Er begrüßte seine Lieben, brachte seine Tasche in das Zimmer, das sie liebevoll für ihn vorbereitet hatten, wechselte ein paar höfliche Worte mit der Familie und machte sich dann daran, in die Natur aufzubrechen.
Nur wenige Kilometer entfernt hatte sich ein Fluss durch die hügelige Landschaft gewaschen, in Jahrtausenden, ganz für sich allein. Zur Stromversorgung war eine Talsperre errichtet worden, sodass sich jetzt ganz in ihrer Nähe ein großer, zugefrorener See befand. Zwar hatte er lange Zeit keinen Schlittschuh mehr an den Füßen getragen, aber umso reifer man wird, umso eher findet man wieder Gefallen an den Kleinigkeiten, und so zog er sich rasch um, packte seine alten Schlittschuhe und machte sich auf den Weg. Seine Mutter rief ihm noch nach, er solle pünktlich zum Essen sein, aber das war inzwischen auch eine Selbstverständlichkeit, auch wenn er jetzt seinem Flusstal engegen fieberte.
Ende

Vor ihm lag ruhig und einsam der See. Er schmiegte sich an die bewaldeten Hänge des gewundenen Tals. Vor Jahrtausenden hatte sich der breite Gebirgsfluss seinen Weg durch den bis heute unveränderten Fichtenwald gegraben, geräuschlos, da das Gelände hier insgesamt bereits ebener war. Einige Kilometer flussabwärts war er mittlerweile aufgestaut worden, dort war im Sommer auch ein Badestrand für die wenigen Einheimischen, jetzt im Winter war er zugefroren und matt. Am Ufer hatten sich mehrere dicke Schichten Eis aufgeworfen, wo er sich hinsetzen konnte, um seine Schlittschuhe anzuziehen. Sorgfältig schnürte er die Stiefel, die er bei seinen Eltern aus dem Keller geholt hatte, wo sie noch gelegen hatten, wie er sie vor vielen Jahren deponiert hatte.

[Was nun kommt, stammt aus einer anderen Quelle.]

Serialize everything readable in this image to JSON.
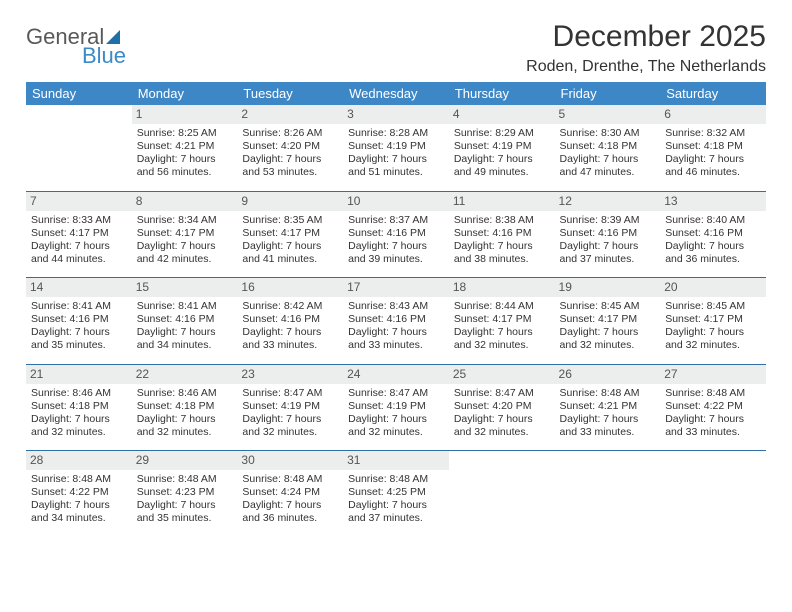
{
  "brand": {
    "general": "General",
    "blue": "Blue"
  },
  "title": "December 2025",
  "location": "Roden, Drenthe, The Netherlands",
  "colors": {
    "header_bg": "#3d87c7",
    "header_text": "#ffffff",
    "daynum_bg": "#eceded",
    "rule": "#2f6fa3",
    "brand_gray": "#58595b",
    "brand_blue": "#3b8bc6"
  },
  "dayHeaders": [
    "Sunday",
    "Monday",
    "Tuesday",
    "Wednesday",
    "Thursday",
    "Friday",
    "Saturday"
  ],
  "weeks": [
    [
      null,
      {
        "n": "1",
        "sr": "8:25 AM",
        "ss": "4:21 PM",
        "dl": "7 hours and 56 minutes."
      },
      {
        "n": "2",
        "sr": "8:26 AM",
        "ss": "4:20 PM",
        "dl": "7 hours and 53 minutes."
      },
      {
        "n": "3",
        "sr": "8:28 AM",
        "ss": "4:19 PM",
        "dl": "7 hours and 51 minutes."
      },
      {
        "n": "4",
        "sr": "8:29 AM",
        "ss": "4:19 PM",
        "dl": "7 hours and 49 minutes."
      },
      {
        "n": "5",
        "sr": "8:30 AM",
        "ss": "4:18 PM",
        "dl": "7 hours and 47 minutes."
      },
      {
        "n": "6",
        "sr": "8:32 AM",
        "ss": "4:18 PM",
        "dl": "7 hours and 46 minutes."
      }
    ],
    [
      {
        "n": "7",
        "sr": "8:33 AM",
        "ss": "4:17 PM",
        "dl": "7 hours and 44 minutes."
      },
      {
        "n": "8",
        "sr": "8:34 AM",
        "ss": "4:17 PM",
        "dl": "7 hours and 42 minutes."
      },
      {
        "n": "9",
        "sr": "8:35 AM",
        "ss": "4:17 PM",
        "dl": "7 hours and 41 minutes."
      },
      {
        "n": "10",
        "sr": "8:37 AM",
        "ss": "4:16 PM",
        "dl": "7 hours and 39 minutes."
      },
      {
        "n": "11",
        "sr": "8:38 AM",
        "ss": "4:16 PM",
        "dl": "7 hours and 38 minutes."
      },
      {
        "n": "12",
        "sr": "8:39 AM",
        "ss": "4:16 PM",
        "dl": "7 hours and 37 minutes."
      },
      {
        "n": "13",
        "sr": "8:40 AM",
        "ss": "4:16 PM",
        "dl": "7 hours and 36 minutes."
      }
    ],
    [
      {
        "n": "14",
        "sr": "8:41 AM",
        "ss": "4:16 PM",
        "dl": "7 hours and 35 minutes."
      },
      {
        "n": "15",
        "sr": "8:41 AM",
        "ss": "4:16 PM",
        "dl": "7 hours and 34 minutes."
      },
      {
        "n": "16",
        "sr": "8:42 AM",
        "ss": "4:16 PM",
        "dl": "7 hours and 33 minutes."
      },
      {
        "n": "17",
        "sr": "8:43 AM",
        "ss": "4:16 PM",
        "dl": "7 hours and 33 minutes."
      },
      {
        "n": "18",
        "sr": "8:44 AM",
        "ss": "4:17 PM",
        "dl": "7 hours and 32 minutes."
      },
      {
        "n": "19",
        "sr": "8:45 AM",
        "ss": "4:17 PM",
        "dl": "7 hours and 32 minutes."
      },
      {
        "n": "20",
        "sr": "8:45 AM",
        "ss": "4:17 PM",
        "dl": "7 hours and 32 minutes."
      }
    ],
    [
      {
        "n": "21",
        "sr": "8:46 AM",
        "ss": "4:18 PM",
        "dl": "7 hours and 32 minutes."
      },
      {
        "n": "22",
        "sr": "8:46 AM",
        "ss": "4:18 PM",
        "dl": "7 hours and 32 minutes."
      },
      {
        "n": "23",
        "sr": "8:47 AM",
        "ss": "4:19 PM",
        "dl": "7 hours and 32 minutes."
      },
      {
        "n": "24",
        "sr": "8:47 AM",
        "ss": "4:19 PM",
        "dl": "7 hours and 32 minutes."
      },
      {
        "n": "25",
        "sr": "8:47 AM",
        "ss": "4:20 PM",
        "dl": "7 hours and 32 minutes."
      },
      {
        "n": "26",
        "sr": "8:48 AM",
        "ss": "4:21 PM",
        "dl": "7 hours and 33 minutes."
      },
      {
        "n": "27",
        "sr": "8:48 AM",
        "ss": "4:22 PM",
        "dl": "7 hours and 33 minutes."
      }
    ],
    [
      {
        "n": "28",
        "sr": "8:48 AM",
        "ss": "4:22 PM",
        "dl": "7 hours and 34 minutes."
      },
      {
        "n": "29",
        "sr": "8:48 AM",
        "ss": "4:23 PM",
        "dl": "7 hours and 35 minutes."
      },
      {
        "n": "30",
        "sr": "8:48 AM",
        "ss": "4:24 PM",
        "dl": "7 hours and 36 minutes."
      },
      {
        "n": "31",
        "sr": "8:48 AM",
        "ss": "4:25 PM",
        "dl": "7 hours and 37 minutes."
      },
      null,
      null,
      null
    ]
  ],
  "labels": {
    "sunrise": "Sunrise:",
    "sunset": "Sunset:",
    "daylight": "Daylight:"
  }
}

Das letzte Jahr war sehr arbeitsam gewesen, nur selten fand er noch den Weg in seine alte Heimat, um seine Eltern zu treffen. Früher war er hier, flussaufwärts, oft mit Freunden beim Baden gewesen. Heute war er allein da, er brauchte die Einsamkeit. Der Alltag verlangte seinen Zoll, Entspannung, und hier sollte er sie finden, ein idealer Platz.

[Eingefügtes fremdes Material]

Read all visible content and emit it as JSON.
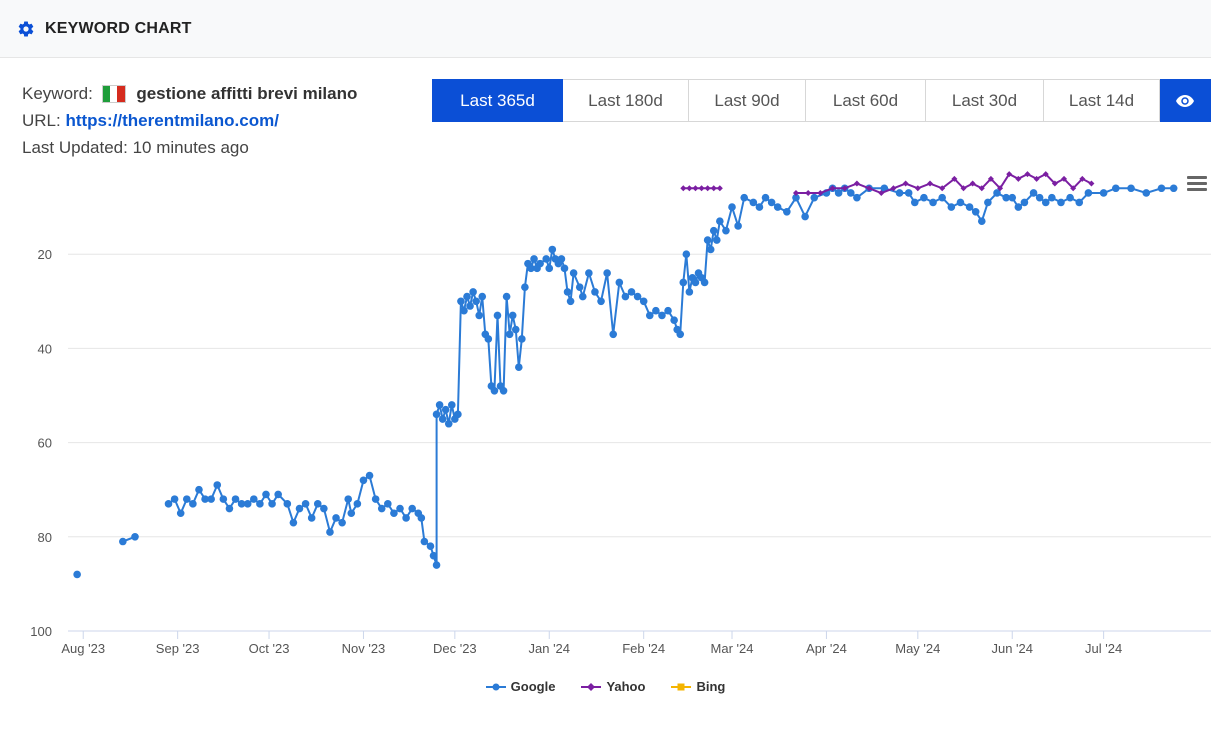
{
  "header": {
    "title": "KEYWORD CHART",
    "icon": "gear-icon"
  },
  "info": {
    "keyword_label": "Keyword:",
    "keyword": "gestione affitti brevi milano",
    "url_label": "URL:",
    "url": "https://therentmilano.com/",
    "updated_label": "Last Updated:",
    "updated_value": "10 minutes ago"
  },
  "ranges": [
    "Last 365d",
    "Last 180d",
    "Last 90d",
    "Last 60d",
    "Last 30d",
    "Last 14d"
  ],
  "active_range": "Last 365d",
  "colors": {
    "accent": "#0b4fd6",
    "google": "#2b7bd6",
    "yahoo": "#7b1fa2",
    "bing": "#f4b400",
    "url": "#0b57d0"
  },
  "chart_data": {
    "type": "line",
    "yaxis_reversed": true,
    "ylim": [
      100,
      0
    ],
    "yticks": [
      20,
      40,
      60,
      80,
      100
    ],
    "xlim": [
      "2023-07-27",
      "2024-07-31"
    ],
    "xticks": [
      {
        "date": "2023-08-01",
        "label": "Aug '23"
      },
      {
        "date": "2023-09-01",
        "label": "Sep '23"
      },
      {
        "date": "2023-10-01",
        "label": "Oct '23"
      },
      {
        "date": "2023-11-01",
        "label": "Nov '23"
      },
      {
        "date": "2023-12-01",
        "label": "Dec '23"
      },
      {
        "date": "2024-01-01",
        "label": "Jan '24"
      },
      {
        "date": "2024-02-01",
        "label": "Feb '24"
      },
      {
        "date": "2024-03-01",
        "label": "Mar '24"
      },
      {
        "date": "2024-04-01",
        "label": "Apr '24"
      },
      {
        "date": "2024-05-01",
        "label": "May '24"
      },
      {
        "date": "2024-06-01",
        "label": "Jun '24"
      },
      {
        "date": "2024-07-01",
        "label": "Jul '24"
      }
    ],
    "grid": true,
    "legend_position": "bottom-center",
    "series": [
      {
        "name": "Google",
        "color": "#2b7bd6",
        "marker": "circle",
        "points": [
          [
            "2023-07-30",
            88
          ],
          [
            "2023-08-14",
            81
          ],
          [
            "2023-08-18",
            80
          ],
          [
            "2023-08-29",
            73
          ],
          [
            "2023-08-31",
            72
          ],
          [
            "2023-09-02",
            75
          ],
          [
            "2023-09-04",
            72
          ],
          [
            "2023-09-06",
            73
          ],
          [
            "2023-09-08",
            70
          ],
          [
            "2023-09-10",
            72
          ],
          [
            "2023-09-12",
            72
          ],
          [
            "2023-09-14",
            69
          ],
          [
            "2023-09-16",
            72
          ],
          [
            "2023-09-18",
            74
          ],
          [
            "2023-09-20",
            72
          ],
          [
            "2023-09-22",
            73
          ],
          [
            "2023-09-24",
            73
          ],
          [
            "2023-09-26",
            72
          ],
          [
            "2023-09-28",
            73
          ],
          [
            "2023-09-30",
            71
          ],
          [
            "2023-10-02",
            73
          ],
          [
            "2023-10-04",
            71
          ],
          [
            "2023-10-07",
            73
          ],
          [
            "2023-10-09",
            77
          ],
          [
            "2023-10-11",
            74
          ],
          [
            "2023-10-13",
            73
          ],
          [
            "2023-10-15",
            76
          ],
          [
            "2023-10-17",
            73
          ],
          [
            "2023-10-19",
            74
          ],
          [
            "2023-10-21",
            79
          ],
          [
            "2023-10-23",
            76
          ],
          [
            "2023-10-25",
            77
          ],
          [
            "2023-10-27",
            72
          ],
          [
            "2023-10-28",
            75
          ],
          [
            "2023-10-30",
            73
          ],
          [
            "2023-11-01",
            68
          ],
          [
            "2023-11-03",
            67
          ],
          [
            "2023-11-05",
            72
          ],
          [
            "2023-11-07",
            74
          ],
          [
            "2023-11-09",
            73
          ],
          [
            "2023-11-11",
            75
          ],
          [
            "2023-11-13",
            74
          ],
          [
            "2023-11-15",
            76
          ],
          [
            "2023-11-17",
            74
          ],
          [
            "2023-11-19",
            75
          ],
          [
            "2023-11-20",
            76
          ],
          [
            "2023-11-21",
            81
          ],
          [
            "2023-11-23",
            82
          ],
          [
            "2023-11-24",
            84
          ],
          [
            "2023-11-25",
            86
          ],
          [
            "2023-11-25",
            54
          ],
          [
            "2023-11-26",
            52
          ],
          [
            "2023-11-27",
            55
          ],
          [
            "2023-11-28",
            53
          ],
          [
            "2023-11-29",
            56
          ],
          [
            "2023-11-30",
            52
          ],
          [
            "2023-12-01",
            55
          ],
          [
            "2023-12-02",
            54
          ],
          [
            "2023-12-03",
            30
          ],
          [
            "2023-12-04",
            32
          ],
          [
            "2023-12-05",
            29
          ],
          [
            "2023-12-06",
            31
          ],
          [
            "2023-12-07",
            28
          ],
          [
            "2023-12-08",
            30
          ],
          [
            "2023-12-09",
            33
          ],
          [
            "2023-12-10",
            29
          ],
          [
            "2023-12-11",
            37
          ],
          [
            "2023-12-12",
            38
          ],
          [
            "2023-12-13",
            48
          ],
          [
            "2023-12-14",
            49
          ],
          [
            "2023-12-15",
            33
          ],
          [
            "2023-12-16",
            48
          ],
          [
            "2023-12-17",
            49
          ],
          [
            "2023-12-18",
            29
          ],
          [
            "2023-12-19",
            37
          ],
          [
            "2023-12-20",
            33
          ],
          [
            "2023-12-21",
            36
          ],
          [
            "2023-12-22",
            44
          ],
          [
            "2023-12-23",
            38
          ],
          [
            "2023-12-24",
            27
          ],
          [
            "2023-12-25",
            22
          ],
          [
            "2023-12-26",
            23
          ],
          [
            "2023-12-27",
            21
          ],
          [
            "2023-12-28",
            23
          ],
          [
            "2023-12-29",
            22
          ],
          [
            "2023-12-31",
            21
          ],
          [
            "2024-01-01",
            23
          ],
          [
            "2024-01-02",
            19
          ],
          [
            "2024-01-03",
            21
          ],
          [
            "2024-01-04",
            22
          ],
          [
            "2024-01-05",
            21
          ],
          [
            "2024-01-06",
            23
          ],
          [
            "2024-01-07",
            28
          ],
          [
            "2024-01-08",
            30
          ],
          [
            "2024-01-09",
            24
          ],
          [
            "2024-01-11",
            27
          ],
          [
            "2024-01-12",
            29
          ],
          [
            "2024-01-14",
            24
          ],
          [
            "2024-01-16",
            28
          ],
          [
            "2024-01-18",
            30
          ],
          [
            "2024-01-20",
            24
          ],
          [
            "2024-01-22",
            37
          ],
          [
            "2024-01-24",
            26
          ],
          [
            "2024-01-26",
            29
          ],
          [
            "2024-01-28",
            28
          ],
          [
            "2024-01-30",
            29
          ],
          [
            "2024-02-01",
            30
          ],
          [
            "2024-02-03",
            33
          ],
          [
            "2024-02-05",
            32
          ],
          [
            "2024-02-07",
            33
          ],
          [
            "2024-02-09",
            32
          ],
          [
            "2024-02-11",
            34
          ],
          [
            "2024-02-12",
            36
          ],
          [
            "2024-02-13",
            37
          ],
          [
            "2024-02-14",
            26
          ],
          [
            "2024-02-15",
            20
          ],
          [
            "2024-02-16",
            28
          ],
          [
            "2024-02-17",
            25
          ],
          [
            "2024-02-18",
            26
          ],
          [
            "2024-02-19",
            24
          ],
          [
            "2024-02-20",
            25
          ],
          [
            "2024-02-21",
            26
          ],
          [
            "2024-02-22",
            17
          ],
          [
            "2024-02-23",
            19
          ],
          [
            "2024-02-24",
            15
          ],
          [
            "2024-02-25",
            17
          ],
          [
            "2024-02-26",
            13
          ],
          [
            "2024-02-28",
            15
          ],
          [
            "2024-03-01",
            10
          ],
          [
            "2024-03-03",
            14
          ],
          [
            "2024-03-05",
            8
          ],
          [
            "2024-03-08",
            9
          ],
          [
            "2024-03-10",
            10
          ],
          [
            "2024-03-12",
            8
          ],
          [
            "2024-03-14",
            9
          ],
          [
            "2024-03-16",
            10
          ],
          [
            "2024-03-19",
            11
          ],
          [
            "2024-03-22",
            8
          ],
          [
            "2024-03-25",
            12
          ],
          [
            "2024-03-28",
            8
          ],
          [
            "2024-04-01",
            7
          ],
          [
            "2024-04-03",
            6
          ],
          [
            "2024-04-05",
            7
          ],
          [
            "2024-04-07",
            6
          ],
          [
            "2024-04-09",
            7
          ],
          [
            "2024-04-11",
            8
          ],
          [
            "2024-04-15",
            6
          ],
          [
            "2024-04-20",
            6
          ],
          [
            "2024-04-25",
            7
          ],
          [
            "2024-04-28",
            7
          ],
          [
            "2024-04-30",
            9
          ],
          [
            "2024-05-03",
            8
          ],
          [
            "2024-05-06",
            9
          ],
          [
            "2024-05-09",
            8
          ],
          [
            "2024-05-12",
            10
          ],
          [
            "2024-05-15",
            9
          ],
          [
            "2024-05-18",
            10
          ],
          [
            "2024-05-20",
            11
          ],
          [
            "2024-05-22",
            13
          ],
          [
            "2024-05-24",
            9
          ],
          [
            "2024-05-27",
            7
          ],
          [
            "2024-05-30",
            8
          ],
          [
            "2024-06-01",
            8
          ],
          [
            "2024-06-03",
            10
          ],
          [
            "2024-06-05",
            9
          ],
          [
            "2024-06-08",
            7
          ],
          [
            "2024-06-10",
            8
          ],
          [
            "2024-06-12",
            9
          ],
          [
            "2024-06-14",
            8
          ],
          [
            "2024-06-17",
            9
          ],
          [
            "2024-06-20",
            8
          ],
          [
            "2024-06-23",
            9
          ],
          [
            "2024-06-26",
            7
          ],
          [
            "2024-07-01",
            7
          ],
          [
            "2024-07-05",
            6
          ],
          [
            "2024-07-10",
            6
          ],
          [
            "2024-07-15",
            7
          ],
          [
            "2024-07-20",
            6
          ],
          [
            "2024-07-24",
            6
          ]
        ]
      },
      {
        "name": "Yahoo",
        "color": "#7b1fa2",
        "marker": "diamond",
        "points": [
          [
            "2024-02-14",
            6
          ],
          [
            "2024-02-16",
            6
          ],
          [
            "2024-02-18",
            6
          ],
          [
            "2024-02-20",
            6
          ],
          [
            "2024-02-22",
            6
          ],
          [
            "2024-02-24",
            6
          ],
          [
            "2024-02-26",
            6
          ],
          [
            "2024-03-22",
            7
          ],
          [
            "2024-03-26",
            7
          ],
          [
            "2024-03-30",
            7
          ],
          [
            "2024-04-03",
            6
          ],
          [
            "2024-04-07",
            6
          ],
          [
            "2024-04-11",
            5
          ],
          [
            "2024-04-15",
            6
          ],
          [
            "2024-04-19",
            7
          ],
          [
            "2024-04-23",
            6
          ],
          [
            "2024-04-27",
            5
          ],
          [
            "2024-05-01",
            6
          ],
          [
            "2024-05-05",
            5
          ],
          [
            "2024-05-09",
            6
          ],
          [
            "2024-05-13",
            4
          ],
          [
            "2024-05-16",
            6
          ],
          [
            "2024-05-19",
            5
          ],
          [
            "2024-05-22",
            6
          ],
          [
            "2024-05-25",
            4
          ],
          [
            "2024-05-28",
            6
          ],
          [
            "2024-05-31",
            3
          ],
          [
            "2024-06-03",
            4
          ],
          [
            "2024-06-06",
            3
          ],
          [
            "2024-06-09",
            4
          ],
          [
            "2024-06-12",
            3
          ],
          [
            "2024-06-15",
            5
          ],
          [
            "2024-06-18",
            4
          ],
          [
            "2024-06-21",
            6
          ],
          [
            "2024-06-24",
            4
          ],
          [
            "2024-06-27",
            5
          ]
        ]
      },
      {
        "name": "Bing",
        "color": "#f4b400",
        "marker": "square",
        "points": []
      }
    ]
  }
}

Er hatte sich dick eingemummt und wagte sich nur vorsichtig aufs Eis, er war kein guter Schlittschuhläufer. Mit den Händen auf eine aufgeworfene Eisscholle gestützt stand er auf und hatte zunächst ziemliche Probleme mit dem Gleichgewicht, doch es ging. Zwei einsame Krähen überquerten den Taleinschnitt und untermalten die Szenerie mit ihren langen dunklen Krah-Lauten. Gelegentlich ein Knacken im Wald, die Kälte arbeitete im Holz. Die Sonne selbst war nicht zu sehen, eine dünne Bewölkung streute das Licht und reduzierte es gerade so, dass man die Augen nicht mehr zusammenkneifen musste. Die Oberfläche des Sees war mit einem feinen Schneefilm bedeckt, nur an manchen Stellen hatte der Wind das Eis freigeweht, sodass man die schwarze Tiefe darunter ahnen konnte.

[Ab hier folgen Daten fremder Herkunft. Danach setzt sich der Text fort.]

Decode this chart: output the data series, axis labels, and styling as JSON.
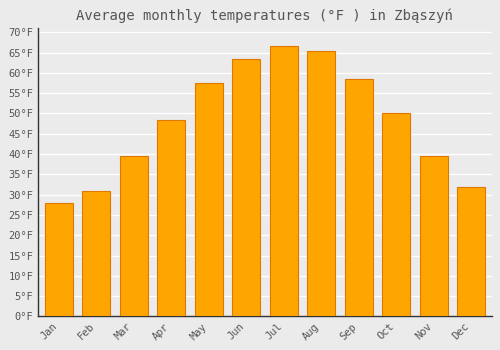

Mit der Zeit wurden seine Bewegungen sicherer und begannen sich zu automatisieren, sodass er sich der Umgebung intensiver zuwenden konnte. Alles, was er jetzt noch hörte, waren seine Kufen, die über das Eis kratzten und das unheimliche Gurgeln, das er auf dem Eis verursachte. Weit über die Fläche ein Knacken, das Eis war an dieser Stelle, weiter flussaufwärts, vor einigen Tagen, während einer kurzen Erwärmung, die nur einen Nachmittag lang gehalten hatte, quer über den See gesprungen, sodass es auch jetzt noch arbeitete, obwohl beinahe auf der ganzen Breite wieder zusammengeschweist, als er in die Nähe kam, die Stelle überquerte und hinter sich ließ. Nur noch das monotone Aufsetzen der Kufen auf dem Eis, das inzwischen raumgreifende Dahingleiten und sein Atem, in der Ferne der ächzende Wald, gelegentliche Krähen. Schwer und kalt hing der Schnee in den dunklen, dicken Zweigen, vor ihm nur der breit und majestätisch gewundene See.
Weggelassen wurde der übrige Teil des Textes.